Ambiguïté
Mais ce procès est resté ambigu de bout en bout. Le héros de Plateforme, qui tient des propos encore plus excessifs que son créateur, reste constamment présent dans les débats. Le président rappelle à l'ordre Dalil Boubakeur qui ne cite pas Michel Houellebecq, mais son personnage. «Ce procès ne porte pas sur le livre, mais sur les propos publiés par Lire et Le Figaro», doit-il répéter plusieurs fois.
Michel Houellebecq est assigné pour provocation à la haine raciale et injures en raison de l'appartenance religieuse, sur la foi de phrases comme celles-ci: «[…]la religion la plus con, c'est quand même l'islam. Quand on lit le Coran, on est effondré… effondré!» et «L'islam est une religion dangereuse, et ce depuis son apparition. Heureusement, il est condamné. D'une part, parce que Dieu n'existe pas, et que même si on est con, on finit par s'en rendre compte.»
A l'ouverture de son procès, Michel Houellebecq a reçu le pire soutien qu'il pouvait craindre. Une vingtaine de membres du Mouvement national républicain de Bruno Mégret sont venus manifester avec des tee-shirts frappés d'une Marianne bâillonnée. Après leur expulsion, et après la lecture de l'acte d'accusation, l'écrivain s'est présenté à la barre, petit, légèrement voûté, chemise grisâtre à carreaux sur son pantalon. Il a fait valoir que les phrases incriminées étaient sorties de leur contexte, qu'il ne s'en prenait pas seulement à l'islam, mais à tous les monothéismes. Il a nié être raciste, mais il a revendiqué le droit de critiquer l'islam. «Vous avez dit: tous les musulmans sont des cons», lui jette un avocat de la partie civile. «Je n'ai jamais dit ça», répond Michel Houellebecq, «j'ai dit qu'ils pratiquaient une religion stupide».
Michel Houellebecq a choisi une stratégie de défense indirecte.
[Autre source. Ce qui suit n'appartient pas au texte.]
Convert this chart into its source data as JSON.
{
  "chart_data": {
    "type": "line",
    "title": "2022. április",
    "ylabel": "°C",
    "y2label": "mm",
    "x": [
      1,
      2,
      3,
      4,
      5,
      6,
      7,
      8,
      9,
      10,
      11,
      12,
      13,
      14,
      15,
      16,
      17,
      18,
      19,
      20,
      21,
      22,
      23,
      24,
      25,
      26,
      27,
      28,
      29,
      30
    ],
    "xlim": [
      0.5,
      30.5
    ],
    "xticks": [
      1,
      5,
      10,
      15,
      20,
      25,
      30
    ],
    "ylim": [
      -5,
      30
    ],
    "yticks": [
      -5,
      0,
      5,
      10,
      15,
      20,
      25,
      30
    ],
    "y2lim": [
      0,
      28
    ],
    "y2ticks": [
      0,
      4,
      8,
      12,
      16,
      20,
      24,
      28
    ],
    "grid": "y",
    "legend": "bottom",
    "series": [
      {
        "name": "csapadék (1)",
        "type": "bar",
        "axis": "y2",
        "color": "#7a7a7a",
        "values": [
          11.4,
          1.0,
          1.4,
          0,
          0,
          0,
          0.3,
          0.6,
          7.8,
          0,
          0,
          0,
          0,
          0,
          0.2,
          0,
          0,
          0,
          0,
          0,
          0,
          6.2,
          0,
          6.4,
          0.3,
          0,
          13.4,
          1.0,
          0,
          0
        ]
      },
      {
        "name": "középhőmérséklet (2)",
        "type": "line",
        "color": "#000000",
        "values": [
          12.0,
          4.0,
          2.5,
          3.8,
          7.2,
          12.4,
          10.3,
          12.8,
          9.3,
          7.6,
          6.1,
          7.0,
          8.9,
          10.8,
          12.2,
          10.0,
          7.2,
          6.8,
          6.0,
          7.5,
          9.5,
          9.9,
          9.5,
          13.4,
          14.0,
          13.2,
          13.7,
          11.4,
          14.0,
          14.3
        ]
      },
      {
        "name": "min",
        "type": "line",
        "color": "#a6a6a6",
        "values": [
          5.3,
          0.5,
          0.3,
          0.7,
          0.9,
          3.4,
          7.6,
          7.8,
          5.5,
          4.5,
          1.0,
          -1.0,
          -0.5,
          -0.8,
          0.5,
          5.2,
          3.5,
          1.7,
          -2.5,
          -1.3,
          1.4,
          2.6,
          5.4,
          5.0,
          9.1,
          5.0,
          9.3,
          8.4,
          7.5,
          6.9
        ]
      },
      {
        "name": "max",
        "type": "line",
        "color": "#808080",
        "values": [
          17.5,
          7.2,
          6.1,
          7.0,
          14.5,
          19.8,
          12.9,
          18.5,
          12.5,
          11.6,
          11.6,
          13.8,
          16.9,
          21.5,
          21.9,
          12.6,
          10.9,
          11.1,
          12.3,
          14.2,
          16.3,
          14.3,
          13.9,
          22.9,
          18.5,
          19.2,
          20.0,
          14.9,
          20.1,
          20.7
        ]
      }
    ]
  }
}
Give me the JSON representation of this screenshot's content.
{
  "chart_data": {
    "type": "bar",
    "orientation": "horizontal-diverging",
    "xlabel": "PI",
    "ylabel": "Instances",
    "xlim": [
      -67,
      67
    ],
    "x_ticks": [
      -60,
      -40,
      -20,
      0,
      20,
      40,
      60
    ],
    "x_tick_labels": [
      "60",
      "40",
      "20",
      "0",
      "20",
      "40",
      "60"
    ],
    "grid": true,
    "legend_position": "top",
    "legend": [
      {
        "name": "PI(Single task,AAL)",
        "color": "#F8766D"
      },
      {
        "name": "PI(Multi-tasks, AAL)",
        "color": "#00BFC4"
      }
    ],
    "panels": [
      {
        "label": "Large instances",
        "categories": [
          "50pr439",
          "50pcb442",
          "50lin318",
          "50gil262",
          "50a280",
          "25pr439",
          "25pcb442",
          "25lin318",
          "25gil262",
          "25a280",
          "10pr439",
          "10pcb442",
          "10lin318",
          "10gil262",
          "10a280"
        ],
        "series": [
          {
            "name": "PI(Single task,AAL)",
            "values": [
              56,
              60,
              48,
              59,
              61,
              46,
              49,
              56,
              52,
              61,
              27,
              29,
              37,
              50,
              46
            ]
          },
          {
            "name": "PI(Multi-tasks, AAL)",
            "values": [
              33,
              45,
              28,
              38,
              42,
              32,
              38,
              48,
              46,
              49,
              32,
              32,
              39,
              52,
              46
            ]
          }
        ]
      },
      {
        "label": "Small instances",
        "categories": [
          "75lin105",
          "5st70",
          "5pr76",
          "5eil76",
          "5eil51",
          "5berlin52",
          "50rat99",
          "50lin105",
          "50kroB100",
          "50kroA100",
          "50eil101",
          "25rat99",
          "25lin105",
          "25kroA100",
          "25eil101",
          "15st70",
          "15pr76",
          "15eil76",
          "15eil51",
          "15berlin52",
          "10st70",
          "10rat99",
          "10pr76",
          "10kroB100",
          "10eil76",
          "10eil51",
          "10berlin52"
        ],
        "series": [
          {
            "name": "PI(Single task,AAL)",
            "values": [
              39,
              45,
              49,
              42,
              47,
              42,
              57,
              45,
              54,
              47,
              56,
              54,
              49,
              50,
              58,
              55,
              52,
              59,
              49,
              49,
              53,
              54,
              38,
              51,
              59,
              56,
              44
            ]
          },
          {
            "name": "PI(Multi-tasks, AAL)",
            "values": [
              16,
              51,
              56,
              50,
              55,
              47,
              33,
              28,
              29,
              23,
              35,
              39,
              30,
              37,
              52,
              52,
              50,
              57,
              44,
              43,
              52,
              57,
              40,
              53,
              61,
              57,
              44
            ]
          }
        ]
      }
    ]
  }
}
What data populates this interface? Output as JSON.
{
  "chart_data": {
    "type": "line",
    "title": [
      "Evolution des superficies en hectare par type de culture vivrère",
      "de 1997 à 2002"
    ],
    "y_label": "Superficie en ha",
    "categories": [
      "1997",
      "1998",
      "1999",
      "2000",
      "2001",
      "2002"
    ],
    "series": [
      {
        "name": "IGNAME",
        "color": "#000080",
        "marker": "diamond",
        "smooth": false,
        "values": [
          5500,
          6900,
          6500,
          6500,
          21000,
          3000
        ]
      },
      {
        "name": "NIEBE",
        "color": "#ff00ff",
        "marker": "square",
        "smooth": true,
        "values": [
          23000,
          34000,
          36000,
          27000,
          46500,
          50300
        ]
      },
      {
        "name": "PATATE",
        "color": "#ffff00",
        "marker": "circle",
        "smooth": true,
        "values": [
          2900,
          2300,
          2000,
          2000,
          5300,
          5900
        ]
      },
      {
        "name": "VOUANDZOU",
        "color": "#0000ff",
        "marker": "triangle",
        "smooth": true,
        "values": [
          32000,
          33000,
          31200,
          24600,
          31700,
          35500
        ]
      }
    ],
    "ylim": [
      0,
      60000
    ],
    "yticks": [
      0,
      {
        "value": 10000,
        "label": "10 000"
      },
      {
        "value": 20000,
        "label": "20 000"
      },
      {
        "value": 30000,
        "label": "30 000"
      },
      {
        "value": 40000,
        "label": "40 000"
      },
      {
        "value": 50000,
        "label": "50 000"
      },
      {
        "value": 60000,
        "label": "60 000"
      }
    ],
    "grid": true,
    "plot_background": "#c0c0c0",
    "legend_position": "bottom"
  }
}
Devant le tribunal, il s'en prend au magazine Lire, qui aurait déformé ses propos (une retranscription qu'il qualifie de «malveillante»), et à son rédacteur en chef, Pierre Assouline, qui a publié deux éditoriaux où il met l'accent sur ses sentiments anti-musulmans (une attitude qu'il juge «crapuleuse»). «Pierre Assouline est avant tout un biographe qui est persuadé qu'il y a dans une vie d'écrivain un honteux secret qui expliquerait son œuvre», explique Michel Houellebecq. «Il a imaginé une théorie selon laquelle ma mère m'aurait abandonné pour se convertir à l'islam, abandon qui serait à l'origine de mes propos.»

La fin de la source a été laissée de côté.